Tianyi Niu, Jaemin Cho, Elias Stengel-Eskin, Mohit Bansal

Outline

This paper investigates how accurately multimodal large-scale language models (MLLMs) identify the orientation of images rotated at various angles (0°, 90°, 180°, and 270°). To achieve this, we present RotBench, a manually filtered benchmark of 350 images comprising lifestyle, portrait, and landscape images. We evaluate state-of-the-art open and proprietary MLLMs, including GPT-5, o3, and Gemini-2.5-Pro, and show that they fail to reliably identify image rotation.

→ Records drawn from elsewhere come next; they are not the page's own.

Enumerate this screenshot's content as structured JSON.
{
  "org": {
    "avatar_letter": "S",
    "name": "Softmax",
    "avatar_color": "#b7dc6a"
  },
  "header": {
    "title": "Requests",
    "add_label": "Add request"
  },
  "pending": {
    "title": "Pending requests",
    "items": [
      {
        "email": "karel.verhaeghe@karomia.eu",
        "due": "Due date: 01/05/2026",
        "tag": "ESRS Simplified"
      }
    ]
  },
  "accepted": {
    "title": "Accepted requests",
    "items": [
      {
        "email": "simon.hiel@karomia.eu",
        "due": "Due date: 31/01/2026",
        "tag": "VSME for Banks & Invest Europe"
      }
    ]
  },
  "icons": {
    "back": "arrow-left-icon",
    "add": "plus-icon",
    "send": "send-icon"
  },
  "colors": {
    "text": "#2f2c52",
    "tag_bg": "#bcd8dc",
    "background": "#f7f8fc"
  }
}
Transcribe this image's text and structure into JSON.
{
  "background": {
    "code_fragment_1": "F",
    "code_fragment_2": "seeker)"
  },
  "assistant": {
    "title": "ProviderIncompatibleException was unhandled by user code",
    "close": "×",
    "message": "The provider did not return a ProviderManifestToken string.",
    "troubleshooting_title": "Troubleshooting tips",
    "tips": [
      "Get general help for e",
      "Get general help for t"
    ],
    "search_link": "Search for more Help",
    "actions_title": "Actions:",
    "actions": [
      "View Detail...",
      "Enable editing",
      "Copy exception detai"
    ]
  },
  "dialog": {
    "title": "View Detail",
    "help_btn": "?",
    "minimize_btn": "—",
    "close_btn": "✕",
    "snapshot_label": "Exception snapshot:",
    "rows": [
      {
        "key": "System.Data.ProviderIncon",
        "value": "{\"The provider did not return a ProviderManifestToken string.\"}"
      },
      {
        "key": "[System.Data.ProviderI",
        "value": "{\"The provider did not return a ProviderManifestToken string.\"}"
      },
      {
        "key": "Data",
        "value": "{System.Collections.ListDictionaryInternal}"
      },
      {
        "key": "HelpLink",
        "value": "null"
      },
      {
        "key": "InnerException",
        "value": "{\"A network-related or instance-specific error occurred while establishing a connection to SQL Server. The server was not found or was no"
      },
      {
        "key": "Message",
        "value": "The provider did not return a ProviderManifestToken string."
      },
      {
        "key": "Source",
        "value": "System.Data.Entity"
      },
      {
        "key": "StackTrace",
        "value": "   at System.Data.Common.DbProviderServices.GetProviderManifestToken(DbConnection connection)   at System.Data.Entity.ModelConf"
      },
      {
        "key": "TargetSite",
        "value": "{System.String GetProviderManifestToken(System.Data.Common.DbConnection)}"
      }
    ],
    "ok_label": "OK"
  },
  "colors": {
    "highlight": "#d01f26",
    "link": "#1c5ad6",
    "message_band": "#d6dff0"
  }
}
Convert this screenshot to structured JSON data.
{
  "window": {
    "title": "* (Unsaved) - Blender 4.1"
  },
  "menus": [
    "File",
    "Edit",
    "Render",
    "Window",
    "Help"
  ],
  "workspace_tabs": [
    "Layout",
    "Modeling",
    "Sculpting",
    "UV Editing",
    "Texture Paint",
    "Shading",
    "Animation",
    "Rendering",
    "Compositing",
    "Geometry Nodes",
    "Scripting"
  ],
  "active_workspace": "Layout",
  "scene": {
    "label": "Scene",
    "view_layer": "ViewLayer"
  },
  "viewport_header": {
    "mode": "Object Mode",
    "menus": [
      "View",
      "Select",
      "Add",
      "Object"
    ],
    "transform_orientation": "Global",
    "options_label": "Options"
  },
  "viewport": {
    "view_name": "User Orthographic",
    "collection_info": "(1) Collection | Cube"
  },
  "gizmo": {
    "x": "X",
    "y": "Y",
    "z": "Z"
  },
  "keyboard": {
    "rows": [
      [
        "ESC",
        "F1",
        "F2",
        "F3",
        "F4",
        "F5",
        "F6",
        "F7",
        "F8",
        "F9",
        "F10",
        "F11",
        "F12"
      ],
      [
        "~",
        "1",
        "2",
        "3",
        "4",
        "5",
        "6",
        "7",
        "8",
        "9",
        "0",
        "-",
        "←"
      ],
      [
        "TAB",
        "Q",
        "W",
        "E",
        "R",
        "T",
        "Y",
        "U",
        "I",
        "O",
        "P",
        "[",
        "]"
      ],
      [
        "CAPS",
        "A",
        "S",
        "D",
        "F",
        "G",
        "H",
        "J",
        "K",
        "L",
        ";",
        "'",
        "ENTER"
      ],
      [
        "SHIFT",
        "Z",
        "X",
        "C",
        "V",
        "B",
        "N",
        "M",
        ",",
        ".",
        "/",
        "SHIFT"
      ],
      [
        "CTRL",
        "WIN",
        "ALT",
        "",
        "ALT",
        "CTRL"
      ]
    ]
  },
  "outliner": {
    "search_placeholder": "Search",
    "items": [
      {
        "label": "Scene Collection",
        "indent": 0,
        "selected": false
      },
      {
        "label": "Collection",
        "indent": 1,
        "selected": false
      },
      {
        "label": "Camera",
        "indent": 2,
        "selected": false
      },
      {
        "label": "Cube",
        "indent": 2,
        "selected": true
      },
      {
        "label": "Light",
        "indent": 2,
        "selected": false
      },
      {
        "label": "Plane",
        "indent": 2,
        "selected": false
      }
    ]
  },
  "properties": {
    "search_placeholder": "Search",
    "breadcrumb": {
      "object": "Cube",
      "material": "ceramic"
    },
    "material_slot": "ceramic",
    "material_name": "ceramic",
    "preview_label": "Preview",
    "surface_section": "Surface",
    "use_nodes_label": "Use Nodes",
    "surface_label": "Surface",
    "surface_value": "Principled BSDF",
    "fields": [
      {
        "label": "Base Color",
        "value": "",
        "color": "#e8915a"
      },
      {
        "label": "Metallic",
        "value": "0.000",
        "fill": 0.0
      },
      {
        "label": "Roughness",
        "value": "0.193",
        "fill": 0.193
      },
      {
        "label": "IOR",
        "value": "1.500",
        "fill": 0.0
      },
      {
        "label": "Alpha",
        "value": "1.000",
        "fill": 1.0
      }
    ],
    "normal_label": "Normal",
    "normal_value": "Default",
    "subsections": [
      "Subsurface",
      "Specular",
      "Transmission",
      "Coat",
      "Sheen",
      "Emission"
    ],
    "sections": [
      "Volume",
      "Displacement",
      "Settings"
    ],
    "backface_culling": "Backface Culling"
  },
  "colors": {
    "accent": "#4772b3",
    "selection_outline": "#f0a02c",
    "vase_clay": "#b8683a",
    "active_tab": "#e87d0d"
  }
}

Providing additional information, such as captions or depth maps, or thought-chain prompting only marginally improves performance. Most models can identify 0° images, and some can identify 180° images, but they cannot distinguish between 90° and 270°. Simultaneous presentation of images in various orientations and the use of voting methods have improved performance. However, fine-tuning improves 180° image identification but not 90° and 270° discrimination. In conclusion, we show that there is a significant gap between the spatial reasoning ability of MLLM and human perceptual ability.

Takeaways, Limitations

Takeaways: Clearly demonstrates the limitations of MLLM's spatial reasoning capabilities, particularly in identifying image rotations. Provides insight into the effectiveness of providing additional information or prompt engineering. Suggests performance-enhancing strategies, such as presenting images rotated in different directions simultaneously or utilizing voting.
Limitations: RotBench's scale is relatively small. The type of MLLM used for evaluation may be limited. There is a possibility of bias toward certain types of images. Further research is needed to distinguish between 90° and 270° rotated images.